Beamed live to the screen at South Holland Centre, Spalding.
Social injustice looks pretty much the same whenever it occurs, you might think.
But as portrayed in John Osborne’s The Entertainer, beamed to the Spalding screen at South Holland Centre last Thursday, it appears a strangely different beast indeed.
As fellow audience member Annette Faulkner explained, the play needs to be watched in its historical context.
The Entertainer was first produced in 1957 and followed on from Osborne’s Look Back in Anger that depicted what became coined as an ‘angry young man’.
In The Entertainer, it is an angry, middle-aged man who is being portrayed, Archie Rice, played by Kenneth Branagh, a failing entertainer in the dying days of the old music halls.
The production got off to a confusing one for this reviewer with a young man talking directly to the audience about his remorse at the loss of theatres and dance halls. It appears he was talking to us for no other reason than he shares the same name as the famous playwright – when he was younger he told us people would say things like, ‘Don’t look back in anger’.
The young John Osborne had some interesting things to say about the way in which people once needed to be entertained as an escape from factory jobs, but that as other forms of amusement became commonplace many of these beautiful old theatres and music halls were turned into pubs or supermarkets.
It was the once successful music hall star Billy Rice, now retired, and his much less successful son Archie who provide the main structure for the play, and who display the bigotry that was meant to shock in 1957 and is even more shocking today. We are confronted with racism and sexism, particularly from Archie, whose second wife Phoebe works on the electrical counter at Woolies and has to put up with his affairs.
Around the characters of Billy and Archie are the figures of Phoebe, Archie’s sons, and his level-headed daughter Jean, visiting with news of a break-up with her fiancé.
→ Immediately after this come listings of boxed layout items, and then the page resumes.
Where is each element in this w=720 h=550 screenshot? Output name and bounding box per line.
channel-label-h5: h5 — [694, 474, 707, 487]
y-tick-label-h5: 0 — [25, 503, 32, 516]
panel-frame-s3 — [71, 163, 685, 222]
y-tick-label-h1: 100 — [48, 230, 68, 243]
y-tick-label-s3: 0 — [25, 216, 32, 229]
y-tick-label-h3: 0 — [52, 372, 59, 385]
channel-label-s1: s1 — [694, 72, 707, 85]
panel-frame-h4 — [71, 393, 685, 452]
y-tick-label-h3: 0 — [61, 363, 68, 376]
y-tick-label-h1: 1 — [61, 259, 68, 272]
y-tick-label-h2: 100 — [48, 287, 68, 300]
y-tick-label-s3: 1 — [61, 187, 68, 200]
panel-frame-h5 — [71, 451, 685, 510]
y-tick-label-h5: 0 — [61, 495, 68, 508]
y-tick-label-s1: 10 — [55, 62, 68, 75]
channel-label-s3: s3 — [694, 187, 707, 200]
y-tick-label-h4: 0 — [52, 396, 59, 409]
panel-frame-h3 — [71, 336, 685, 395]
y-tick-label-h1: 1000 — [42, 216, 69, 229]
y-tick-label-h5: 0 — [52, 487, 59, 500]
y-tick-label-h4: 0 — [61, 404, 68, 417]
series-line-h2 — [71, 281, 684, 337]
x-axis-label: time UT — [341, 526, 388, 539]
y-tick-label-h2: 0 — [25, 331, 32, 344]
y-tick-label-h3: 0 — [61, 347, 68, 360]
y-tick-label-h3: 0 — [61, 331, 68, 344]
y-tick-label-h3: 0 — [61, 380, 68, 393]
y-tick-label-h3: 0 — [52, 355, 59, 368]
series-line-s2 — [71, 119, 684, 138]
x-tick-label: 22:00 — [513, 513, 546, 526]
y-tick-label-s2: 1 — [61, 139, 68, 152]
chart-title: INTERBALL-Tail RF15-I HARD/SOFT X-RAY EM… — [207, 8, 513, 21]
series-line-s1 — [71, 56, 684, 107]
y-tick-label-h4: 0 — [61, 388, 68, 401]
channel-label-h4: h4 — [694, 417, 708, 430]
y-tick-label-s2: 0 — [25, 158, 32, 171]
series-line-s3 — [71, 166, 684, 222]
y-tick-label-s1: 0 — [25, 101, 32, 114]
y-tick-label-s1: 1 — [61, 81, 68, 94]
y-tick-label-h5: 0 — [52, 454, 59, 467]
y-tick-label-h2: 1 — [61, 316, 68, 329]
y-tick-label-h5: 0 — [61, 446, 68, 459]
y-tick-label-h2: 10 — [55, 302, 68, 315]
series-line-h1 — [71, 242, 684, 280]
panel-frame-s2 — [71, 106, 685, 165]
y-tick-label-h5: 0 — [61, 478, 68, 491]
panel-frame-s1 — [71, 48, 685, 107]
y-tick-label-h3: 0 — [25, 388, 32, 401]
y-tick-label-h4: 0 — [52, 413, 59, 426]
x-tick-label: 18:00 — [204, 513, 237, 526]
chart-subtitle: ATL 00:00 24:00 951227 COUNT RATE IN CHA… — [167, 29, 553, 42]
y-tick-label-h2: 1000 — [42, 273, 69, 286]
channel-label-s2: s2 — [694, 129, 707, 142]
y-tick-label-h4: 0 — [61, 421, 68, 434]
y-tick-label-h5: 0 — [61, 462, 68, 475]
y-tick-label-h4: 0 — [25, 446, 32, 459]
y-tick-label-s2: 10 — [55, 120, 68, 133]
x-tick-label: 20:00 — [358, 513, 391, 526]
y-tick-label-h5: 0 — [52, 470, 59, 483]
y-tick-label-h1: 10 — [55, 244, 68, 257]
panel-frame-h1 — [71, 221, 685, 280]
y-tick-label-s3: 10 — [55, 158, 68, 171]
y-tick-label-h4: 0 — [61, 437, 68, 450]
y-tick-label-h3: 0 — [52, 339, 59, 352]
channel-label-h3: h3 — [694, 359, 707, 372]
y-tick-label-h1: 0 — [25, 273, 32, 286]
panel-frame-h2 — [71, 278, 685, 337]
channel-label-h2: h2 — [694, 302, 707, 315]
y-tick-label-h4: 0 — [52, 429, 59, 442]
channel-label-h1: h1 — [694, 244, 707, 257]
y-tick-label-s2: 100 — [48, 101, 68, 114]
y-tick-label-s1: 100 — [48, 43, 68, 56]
We learn this is because her fiancé disapproves of her growing political awareness – “He doesn’t want me to threaten him or his world” Jean observes.
We are also introduced to the idea of the New World, and the opportunities that would be open to the family if they emigrated to Canada and escaped “this cosy little corner of Europe”.
There were too many alcohol-fuelled monologues for this reviewer and the bigotry of the late 1950s jarred, but when Archie finally realises all is lost he sings soulfully, giving what is possibly the first authentic performance of his career. The play was thought-provoking and certainly not easy watching, which I’m guessing both John Osbornes would be pleased about.